O homem ferido no pescoço prestaria serviços aos dependentes químicos, como corte de cabelo e outras ações sociais, e foi identificado como Marcos Alexandre Rodrigues.
Durante a noite, houve mais confrontos e correria pela ruas do bairro da Luz. A repressão, na maioria das vezes, se deu com o uso de bombas de efeito moral, que, além do barulho e fumaça, podem desprender estilhaços. Segundo a SSP, o local recebeu reforço policial após ataque contra a guarda civil. “À tarde, dependentes químicos tentaram invadir um terreno da Prefeitura. A GCM solicitou apoiou da PM, que agiu com os meios necessários para conter a ação”, finaliza a pasta.
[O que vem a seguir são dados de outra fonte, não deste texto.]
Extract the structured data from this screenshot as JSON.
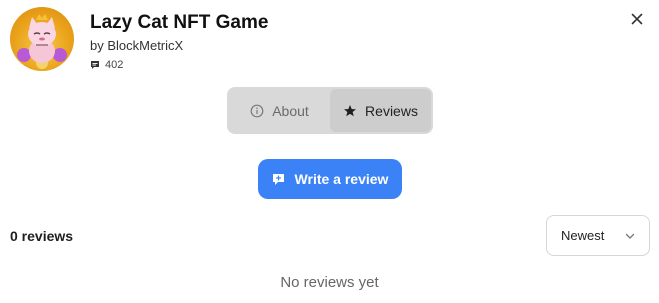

Durante o conflito, moradores fizeram barricadas de fogo com materiais como panos e madeira na via, no entorno da Alameda Dino Bueno com Alameda Glete. O fogo foi apagado com a chegada do Corpo de Bombeiros.
Procurada, por intermédio da Secretaria Municipal de Segurança Urbana (SMSU), responsável pela GCM, a prefeitura não respondeu.
A reportagem procurou a Santa Casa, Pronto-Socorro para onde os feridos teriam sido encaminhados, mas também não obteve resposta.